Debriefing: While some have the opinion that Q begins and ends with the case review, EMD-Qs should also be heavily involved in creating an atmosphere of support in the communication center. As with any other high-acuity, low-frequency event (such as an officer shooting or large residence structure fire), it’s a good idea to have a debriefing meeting or to separately check-in with the EMDs who handled these calls. Even if they say they don’t need it, having that framework of support built into your center’s culture is important. And even if your job as the EMD-Q is not to provide that support yourself, be sure to let the appropriate people know so the EMD won’t be left to cope alone.
Training and practice: If the EMD is amenable and the call isn’t too traumatic, consider using the call’s audio as a training opportunity for your agency. Have your other EMDs talk about what they would’ve done in the same situation and point out the things that the original EMD did well. If you don’t already have ground rules for reviewing calls taken by your agency’s EMDs, it might be a good idea to lay some down. If the EMDs reviewing the call become overly critical of the EMD who originally handled the call, remind them that they have the luxury of hindsight and don’t have to make split-second decisions with limited information.
If that isn’t something your agency can do, you can make sure that your EMDs revisit the Protocol 41: Caller in Crisis (1st Party only) training on the College of Emergency Dispatch on an annual or semi-annual basis.
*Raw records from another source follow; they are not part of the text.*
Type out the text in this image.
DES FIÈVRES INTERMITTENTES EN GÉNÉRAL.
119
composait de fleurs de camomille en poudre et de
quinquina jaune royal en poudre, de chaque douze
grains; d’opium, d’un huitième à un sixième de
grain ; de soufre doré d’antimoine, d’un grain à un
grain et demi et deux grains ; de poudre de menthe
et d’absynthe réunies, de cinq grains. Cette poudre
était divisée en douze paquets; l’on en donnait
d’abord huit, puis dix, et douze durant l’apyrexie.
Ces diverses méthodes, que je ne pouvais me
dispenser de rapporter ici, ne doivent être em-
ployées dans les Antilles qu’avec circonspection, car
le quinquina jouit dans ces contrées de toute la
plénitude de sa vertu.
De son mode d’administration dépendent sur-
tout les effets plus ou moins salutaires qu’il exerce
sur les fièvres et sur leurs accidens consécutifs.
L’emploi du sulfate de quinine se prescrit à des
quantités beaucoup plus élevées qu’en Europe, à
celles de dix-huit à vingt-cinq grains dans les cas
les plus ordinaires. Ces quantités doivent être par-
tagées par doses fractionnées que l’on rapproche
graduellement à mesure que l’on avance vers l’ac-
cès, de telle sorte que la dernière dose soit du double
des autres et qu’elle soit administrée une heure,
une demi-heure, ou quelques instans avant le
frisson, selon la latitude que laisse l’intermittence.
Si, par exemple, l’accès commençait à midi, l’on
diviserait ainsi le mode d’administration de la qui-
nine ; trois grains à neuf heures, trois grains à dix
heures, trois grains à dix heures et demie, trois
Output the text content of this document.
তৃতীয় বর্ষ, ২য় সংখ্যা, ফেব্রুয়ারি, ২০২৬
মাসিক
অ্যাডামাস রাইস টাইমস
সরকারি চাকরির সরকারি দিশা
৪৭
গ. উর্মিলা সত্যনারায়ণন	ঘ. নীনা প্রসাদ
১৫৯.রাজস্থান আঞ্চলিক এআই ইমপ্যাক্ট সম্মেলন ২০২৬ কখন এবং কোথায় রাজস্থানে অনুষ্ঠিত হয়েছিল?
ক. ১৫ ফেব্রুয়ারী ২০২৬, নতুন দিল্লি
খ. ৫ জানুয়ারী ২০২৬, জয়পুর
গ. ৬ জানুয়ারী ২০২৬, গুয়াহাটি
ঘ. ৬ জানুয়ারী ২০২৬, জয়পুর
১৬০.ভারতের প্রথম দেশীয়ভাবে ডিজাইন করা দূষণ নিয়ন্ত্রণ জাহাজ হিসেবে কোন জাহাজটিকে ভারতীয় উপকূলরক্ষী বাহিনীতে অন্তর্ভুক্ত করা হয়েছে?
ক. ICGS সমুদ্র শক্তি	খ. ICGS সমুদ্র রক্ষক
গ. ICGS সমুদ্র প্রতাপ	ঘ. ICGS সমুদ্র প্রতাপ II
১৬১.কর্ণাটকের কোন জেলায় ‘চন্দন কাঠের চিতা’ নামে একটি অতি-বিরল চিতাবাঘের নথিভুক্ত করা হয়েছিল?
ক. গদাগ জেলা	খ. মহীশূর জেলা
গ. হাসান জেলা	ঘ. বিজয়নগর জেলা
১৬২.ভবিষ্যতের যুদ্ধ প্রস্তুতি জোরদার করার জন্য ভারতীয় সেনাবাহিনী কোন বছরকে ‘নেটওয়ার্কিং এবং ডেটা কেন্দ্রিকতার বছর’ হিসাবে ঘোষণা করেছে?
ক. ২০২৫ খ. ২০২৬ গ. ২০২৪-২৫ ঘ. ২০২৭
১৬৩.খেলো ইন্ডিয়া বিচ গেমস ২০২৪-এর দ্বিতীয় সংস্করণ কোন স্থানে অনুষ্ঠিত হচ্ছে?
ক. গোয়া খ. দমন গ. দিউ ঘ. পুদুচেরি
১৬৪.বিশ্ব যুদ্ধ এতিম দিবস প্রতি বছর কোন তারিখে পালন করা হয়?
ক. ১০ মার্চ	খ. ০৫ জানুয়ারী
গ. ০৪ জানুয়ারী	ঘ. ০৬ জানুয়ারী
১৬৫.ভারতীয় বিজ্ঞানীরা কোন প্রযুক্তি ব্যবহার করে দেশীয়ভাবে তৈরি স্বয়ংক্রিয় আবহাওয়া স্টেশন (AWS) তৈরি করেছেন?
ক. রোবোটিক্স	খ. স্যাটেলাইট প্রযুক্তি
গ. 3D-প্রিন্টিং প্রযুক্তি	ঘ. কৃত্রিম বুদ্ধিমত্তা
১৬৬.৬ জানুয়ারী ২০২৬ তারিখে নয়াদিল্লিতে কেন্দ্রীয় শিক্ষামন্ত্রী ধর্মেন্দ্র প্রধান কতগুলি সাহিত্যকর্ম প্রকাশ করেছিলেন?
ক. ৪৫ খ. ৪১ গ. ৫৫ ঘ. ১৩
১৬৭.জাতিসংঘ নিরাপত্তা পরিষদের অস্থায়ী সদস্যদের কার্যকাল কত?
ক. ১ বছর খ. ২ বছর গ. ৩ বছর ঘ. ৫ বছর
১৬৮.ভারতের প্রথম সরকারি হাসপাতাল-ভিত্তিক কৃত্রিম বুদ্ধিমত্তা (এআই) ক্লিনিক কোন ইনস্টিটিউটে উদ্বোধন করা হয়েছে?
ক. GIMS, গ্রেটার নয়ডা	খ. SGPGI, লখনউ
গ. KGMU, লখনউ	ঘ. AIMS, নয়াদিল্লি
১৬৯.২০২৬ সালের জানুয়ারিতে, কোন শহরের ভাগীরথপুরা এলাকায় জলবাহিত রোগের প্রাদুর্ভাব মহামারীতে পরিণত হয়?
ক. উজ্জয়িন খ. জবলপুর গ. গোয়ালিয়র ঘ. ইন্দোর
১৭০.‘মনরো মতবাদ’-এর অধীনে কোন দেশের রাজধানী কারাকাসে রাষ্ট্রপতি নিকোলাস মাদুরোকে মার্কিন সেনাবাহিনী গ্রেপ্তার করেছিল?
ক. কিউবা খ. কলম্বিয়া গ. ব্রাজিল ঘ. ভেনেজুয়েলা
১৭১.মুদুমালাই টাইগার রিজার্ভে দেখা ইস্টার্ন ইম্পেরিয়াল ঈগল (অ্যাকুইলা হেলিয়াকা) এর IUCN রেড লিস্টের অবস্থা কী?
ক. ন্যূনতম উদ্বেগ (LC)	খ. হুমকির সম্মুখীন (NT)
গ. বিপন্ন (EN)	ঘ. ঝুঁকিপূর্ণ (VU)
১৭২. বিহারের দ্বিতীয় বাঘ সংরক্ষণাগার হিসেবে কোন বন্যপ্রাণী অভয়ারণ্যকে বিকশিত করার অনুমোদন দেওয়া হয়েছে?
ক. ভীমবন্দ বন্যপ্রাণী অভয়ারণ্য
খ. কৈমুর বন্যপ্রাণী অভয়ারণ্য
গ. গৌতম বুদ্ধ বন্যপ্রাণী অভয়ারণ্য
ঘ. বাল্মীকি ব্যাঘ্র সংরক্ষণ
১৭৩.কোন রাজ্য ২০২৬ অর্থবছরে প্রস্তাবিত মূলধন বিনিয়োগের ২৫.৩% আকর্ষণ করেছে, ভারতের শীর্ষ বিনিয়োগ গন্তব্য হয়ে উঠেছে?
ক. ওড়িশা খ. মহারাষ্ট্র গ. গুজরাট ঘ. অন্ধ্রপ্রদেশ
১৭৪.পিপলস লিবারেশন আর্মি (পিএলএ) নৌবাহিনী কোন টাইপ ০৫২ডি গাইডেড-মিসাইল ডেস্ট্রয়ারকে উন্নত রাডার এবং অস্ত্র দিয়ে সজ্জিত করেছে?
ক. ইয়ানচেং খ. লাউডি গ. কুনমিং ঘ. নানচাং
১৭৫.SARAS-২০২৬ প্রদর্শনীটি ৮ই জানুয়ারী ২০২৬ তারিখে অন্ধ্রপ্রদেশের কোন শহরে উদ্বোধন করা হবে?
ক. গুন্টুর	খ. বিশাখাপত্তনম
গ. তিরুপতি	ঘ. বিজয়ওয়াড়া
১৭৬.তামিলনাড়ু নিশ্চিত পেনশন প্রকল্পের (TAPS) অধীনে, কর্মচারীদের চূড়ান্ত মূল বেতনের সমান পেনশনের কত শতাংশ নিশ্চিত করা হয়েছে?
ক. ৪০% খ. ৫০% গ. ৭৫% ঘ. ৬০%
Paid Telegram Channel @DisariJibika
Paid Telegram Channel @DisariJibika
Make sure that the first time an EMD uses this Protocol/Chief Complaint isn’t when they are on the line with a caller who is actively in crisis! Being able to comfortably navigate the Emotional Control Tool and other connection prompts, as well as the response types your agency has available, is crucial in a time of heightened stress.
Cases with a caller in crisis are going to be very challenging, whether the caller has a plan to kill themselves or is experiencing ideation. The EMD must be flexible enough to jump to the Emotional Control Tool at any point in the call and bounce back and forth between that and the more typical Protocol questions. As an EMD-Q, you will need to have a lot of compassion for both the EMD and the caller during the interaction, and that compassion can be shown by using the experience to educate the EMD rather than penalize them for deviations.